The module **sklearn.model_selection** allows us to do a grid search over parameters using **GridSearchCV**. All we need to do is specify which parameters we want to vary and by what value. In the following example, the parameters C and gamma are varied. Every combination of C and gamma is tried and the best one is chosen based. The best estimator can be accessed using **clf.best_estimator_**.

```
# Grid Search
# Parameter Grid
param_grid = {'C': [0.1, 1, 10, 100], 'gamma': [1, 0.1, 0.01, 0.001, 0.00001, 10]}
# Make grid search classifier
clf_grid = GridSearchCV(svm.SVC(), param_grid, verbose=1)
# Train the classifier
clf_grid.fit(X_train, y_train)
# clf = grid.best_estimator_()
print("Best Parameters:\n", clf_grid.best_params_)
print("Best Estimators:\n", clf_grid.best_estimator_)
```

By default, GridSearchCV performs 3-fold cross-validation.
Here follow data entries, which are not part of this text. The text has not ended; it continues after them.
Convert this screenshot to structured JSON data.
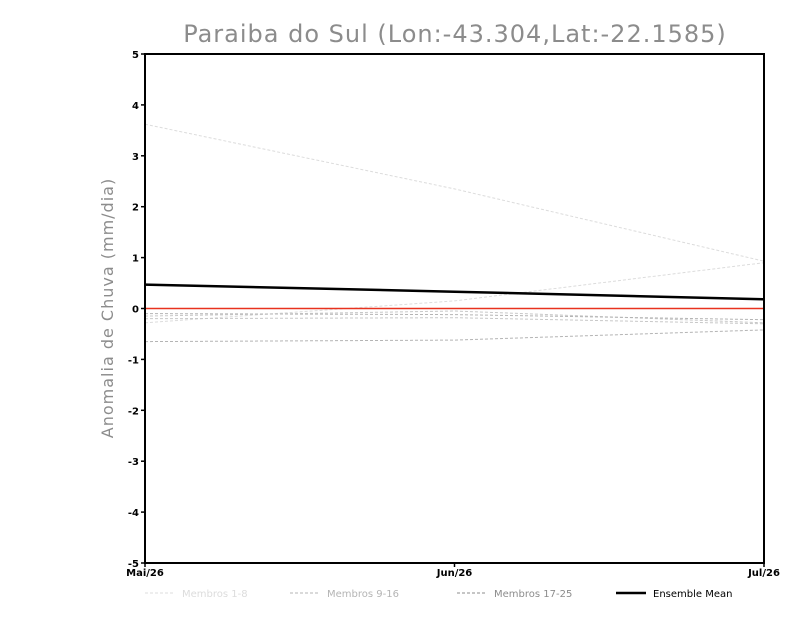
{
  "chart_data": {
    "type": "line",
    "title": "Paraiba do Sul (Lon:-43.304,Lat:-22.1585)",
    "ylabel": "Anomalia de Chuva (mm/dia)",
    "xlabel": "",
    "categories": [
      "Mai/26",
      "Jun/26",
      "Jul/26"
    ],
    "ylim": [
      -5,
      5
    ],
    "yticks": [
      "-5",
      "-4",
      "-3",
      "-2",
      "-1",
      "0",
      "1",
      "2",
      "3",
      "4",
      "5"
    ],
    "grid": false,
    "zero_line_color": "#e8321f",
    "members": [
      {
        "group": "Membros 1-8",
        "color": "#dcdcdc",
        "values": [
          3.62,
          2.35,
          0.93
        ]
      },
      {
        "group": "Membros 1-8",
        "color": "#dcdcdc",
        "values": [
          -0.28,
          0.15,
          0.9
        ]
      },
      {
        "group": "Membros 9-16",
        "color": "#c8c8c8",
        "values": [
          -0.15,
          -0.05,
          -0.28
        ]
      },
      {
        "group": "Membros 9-16",
        "color": "#c8c8c8",
        "values": [
          -0.2,
          -0.18,
          -0.3
        ]
      },
      {
        "group": "Membros 17-25",
        "color": "#b4b4b4",
        "values": [
          -0.65,
          -0.62,
          -0.42
        ]
      },
      {
        "group": "Membros 17-25",
        "color": "#b4b4b4",
        "values": [
          -0.1,
          -0.12,
          -0.22
        ]
      }
    ],
    "series": [
      {
        "name": "Ensemble Mean",
        "color": "#000000",
        "values": [
          0.47,
          0.33,
          0.18
        ]
      }
    ],
    "legend": {
      "placement": "bottom",
      "entries": [
        {
          "label": "Membros 1-8",
          "color": "#dcdcdc",
          "style": "dashed"
        },
        {
          "label": "Membros 9-16",
          "color": "#b4b4b4",
          "style": "dashed"
        },
        {
          "label": "Membros 17-25",
          "color": "#8c8c8c",
          "style": "dashed"
        },
        {
          "label": "Ensemble Mean",
          "color": "#000000",
          "style": "solid"
        }
      ]
    }
  }
}
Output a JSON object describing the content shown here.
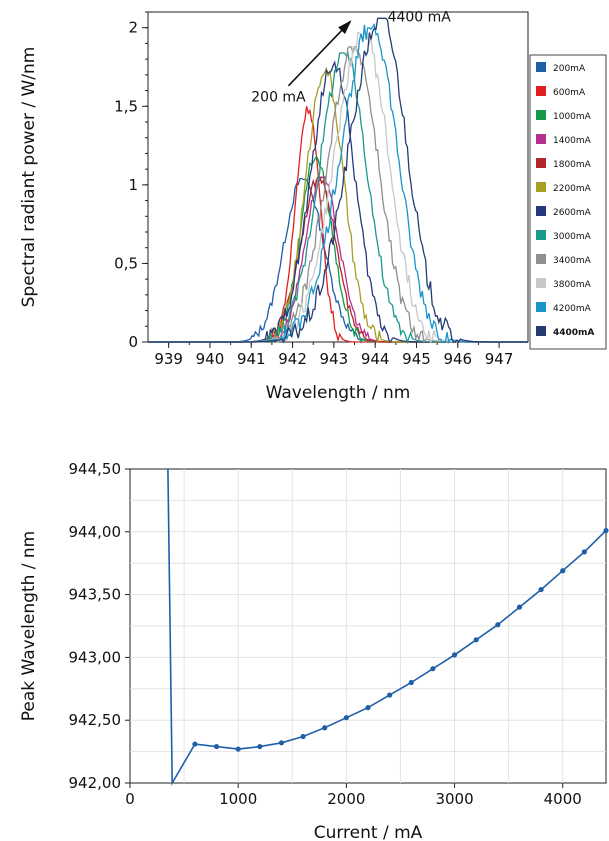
{
  "chart_data": [
    {
      "type": "line",
      "title": "",
      "xlabel": "Wavelength / nm",
      "ylabel": "Spectral radiant power / W/nm",
      "xlim": [
        938.5,
        947.7
      ],
      "ylim": [
        0,
        2.1
      ],
      "xticks": [
        939,
        940,
        941,
        942,
        943,
        944,
        945,
        946,
        947
      ],
      "xtick_labels": [
        "939",
        "940",
        "941",
        "942",
        "943",
        "944",
        "945",
        "946",
        "947"
      ],
      "yticks": [
        0,
        0.5,
        1,
        1.5,
        2
      ],
      "ytick_labels": [
        "0",
        "0,5",
        "1",
        "1,5",
        "2"
      ],
      "legend": "right",
      "annotations": [
        {
          "text": "200 mA",
          "x": 941.0,
          "y": 1.53
        },
        {
          "text": "4400 mA",
          "x": 944.3,
          "y": 2.04
        }
      ],
      "arrow": {
        "from": [
          941.9,
          1.63
        ],
        "to": [
          943.4,
          2.04
        ]
      },
      "series": [
        {
          "name": "200mA",
          "color": "#1f5fa8",
          "peak": 942.25,
          "height": 1.04,
          "wl": 0.45,
          "wr": 0.5
        },
        {
          "name": "600mA",
          "color": "#e02020",
          "peak": 942.38,
          "height": 1.5,
          "wl": 0.3,
          "wr": 0.28
        },
        {
          "name": "1000mA",
          "color": "#139a49",
          "peak": 942.55,
          "height": 1.18,
          "wl": 0.36,
          "wr": 0.4
        },
        {
          "name": "1400mA",
          "color": "#b6308f",
          "peak": 942.7,
          "height": 1.05,
          "wl": 0.4,
          "wr": 0.42
        },
        {
          "name": "1800mA",
          "color": "#b3262a",
          "peak": 942.65,
          "height": 1.05,
          "wl": 0.45,
          "wr": 0.4
        },
        {
          "name": "2200mA",
          "color": "#a79e24",
          "peak": 942.78,
          "height": 1.74,
          "wl": 0.45,
          "wr": 0.45
        },
        {
          "name": "2600mA",
          "color": "#27397e",
          "peak": 943.0,
          "height": 1.78,
          "wl": 0.55,
          "wr": 0.5
        },
        {
          "name": "3000mA",
          "color": "#1a9a8b",
          "peak": 943.25,
          "height": 1.84,
          "wl": 0.6,
          "wr": 0.55
        },
        {
          "name": "3400mA",
          "color": "#8f8f8f",
          "peak": 943.5,
          "height": 1.88,
          "wl": 0.65,
          "wr": 0.58
        },
        {
          "name": "3800mA",
          "color": "#c8c8c8",
          "peak": 943.72,
          "height": 1.97,
          "wl": 0.7,
          "wr": 0.6
        },
        {
          "name": "4200mA",
          "color": "#1b95c9",
          "peak": 943.92,
          "height": 2.02,
          "wl": 0.75,
          "wr": 0.62
        },
        {
          "name": "4400mA",
          "color": "#243c72",
          "peak": 944.15,
          "height": 2.06,
          "wl": 0.78,
          "wr": 0.62
        }
      ]
    },
    {
      "type": "line",
      "title": "",
      "xlabel": "Current / mA",
      "ylabel": "Peak Wavelength / nm",
      "xlim": [
        0,
        4400
      ],
      "ylim": [
        942.0,
        944.5
      ],
      "xticks": [
        0,
        1000,
        2000,
        3000,
        4000
      ],
      "xtick_labels": [
        "0",
        "1000",
        "2000",
        "3000",
        "4000"
      ],
      "yticks": [
        942.0,
        942.5,
        943.0,
        943.5,
        944.0,
        944.5
      ],
      "ytick_labels": [
        "942,00",
        "942,50",
        "943,00",
        "943,50",
        "944,00",
        "944,50"
      ],
      "grid": true,
      "color": "#1f5fa8",
      "points": [
        {
          "x": 350,
          "y": 944.5
        },
        {
          "x": 390,
          "y": 942.0
        },
        {
          "x": 600,
          "y": 942.31
        },
        {
          "x": 800,
          "y": 942.29
        },
        {
          "x": 1000,
          "y": 942.27
        },
        {
          "x": 1200,
          "y": 942.29
        },
        {
          "x": 1400,
          "y": 942.32
        },
        {
          "x": 1600,
          "y": 942.37
        },
        {
          "x": 1800,
          "y": 942.44
        },
        {
          "x": 2000,
          "y": 942.52
        },
        {
          "x": 2200,
          "y": 942.6
        },
        {
          "x": 2400,
          "y": 942.7
        },
        {
          "x": 2600,
          "y": 942.8
        },
        {
          "x": 2800,
          "y": 942.91
        },
        {
          "x": 3000,
          "y": 943.02
        },
        {
          "x": 3200,
          "y": 943.14
        },
        {
          "x": 3400,
          "y": 943.26
        },
        {
          "x": 3600,
          "y": 943.4
        },
        {
          "x": 3800,
          "y": 943.54
        },
        {
          "x": 4000,
          "y": 943.69
        },
        {
          "x": 4200,
          "y": 943.84
        },
        {
          "x": 4400,
          "y": 944.01
        }
      ]
    }
  ]
}
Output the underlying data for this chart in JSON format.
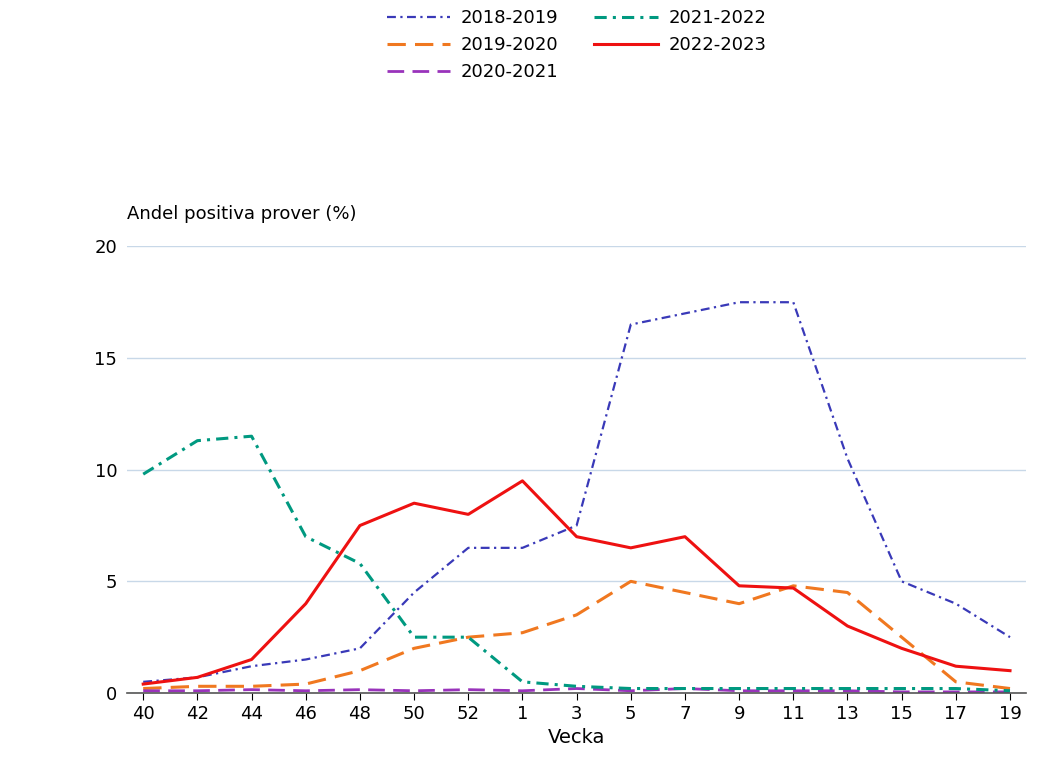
{
  "x_labels": [
    "40",
    "42",
    "44",
    "46",
    "48",
    "50",
    "52",
    "1",
    "3",
    "5",
    "7",
    "9",
    "11",
    "13",
    "15",
    "17",
    "19"
  ],
  "x_positions": [
    0,
    1,
    2,
    3,
    4,
    5,
    6,
    7,
    8,
    9,
    10,
    11,
    12,
    13,
    14,
    15,
    16
  ],
  "series_order": [
    "2018-2019",
    "2019-2020",
    "2020-2021",
    "2021-2022",
    "2022-2023"
  ],
  "series": {
    "2018-2019": {
      "color": "#3939b8",
      "linestyle": "dashdot",
      "linewidth": 1.6,
      "values": [
        0.5,
        0.7,
        1.2,
        1.5,
        2.0,
        4.5,
        6.5,
        6.5,
        7.5,
        16.5,
        17.0,
        17.5,
        17.5,
        10.5,
        5.0,
        4.0,
        2.5
      ]
    },
    "2019-2020": {
      "color": "#f07820",
      "linestyle": "dashed",
      "linewidth": 2.2,
      "values": [
        0.2,
        0.3,
        0.3,
        0.4,
        1.0,
        2.0,
        2.5,
        2.7,
        3.5,
        5.0,
        4.5,
        4.0,
        4.8,
        4.5,
        2.5,
        0.5,
        0.2
      ]
    },
    "2020-2021": {
      "color": "#9933bb",
      "linestyle": "dashed",
      "linewidth": 2.0,
      "values": [
        0.1,
        0.1,
        0.15,
        0.1,
        0.15,
        0.1,
        0.15,
        0.1,
        0.2,
        0.1,
        0.2,
        0.1,
        0.1,
        0.1,
        0.05,
        0.05,
        0.05
      ]
    },
    "2021-2022": {
      "color": "#009980",
      "linestyle": "dashdot",
      "linewidth": 2.2,
      "values": [
        9.8,
        11.3,
        11.5,
        7.0,
        5.8,
        2.5,
        2.5,
        0.5,
        0.3,
        0.2,
        0.2,
        0.2,
        0.2,
        0.2,
        0.2,
        0.2,
        0.1
      ]
    },
    "2022-2023": {
      "color": "#ee1111",
      "linestyle": "solid",
      "linewidth": 2.2,
      "values": [
        0.4,
        0.7,
        1.5,
        4.0,
        7.5,
        8.5,
        8.0,
        9.5,
        7.0,
        6.5,
        7.0,
        4.8,
        4.7,
        3.0,
        2.0,
        1.2,
        1.0
      ]
    }
  },
  "ylabel": "Andel positiva prover (%)",
  "xlabel": "Vecka",
  "ylim": [
    0,
    20
  ],
  "yticks": [
    0,
    5,
    10,
    15,
    20
  ],
  "background_color": "#ffffff",
  "grid_color": "#c8d8e8",
  "tick_fontsize": 13,
  "label_fontsize": 14,
  "legend_fontsize": 13
}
In other words, it divides the data into 3 parts and uses two parts for training, and one part for determining accuracy. This is done three times so each of the three parts is in the training set twice and validation set once. The accuracy for a given C and gamma is the average accuracy during 3-fold cross-validation.

The best parameters ( C = 1 and gamma = 0.01 ) of classifier shown in Figure 7 were found using GridSearchCV. Our intuition also confirms this shape of the decision boundary looks better than the one manually chosen.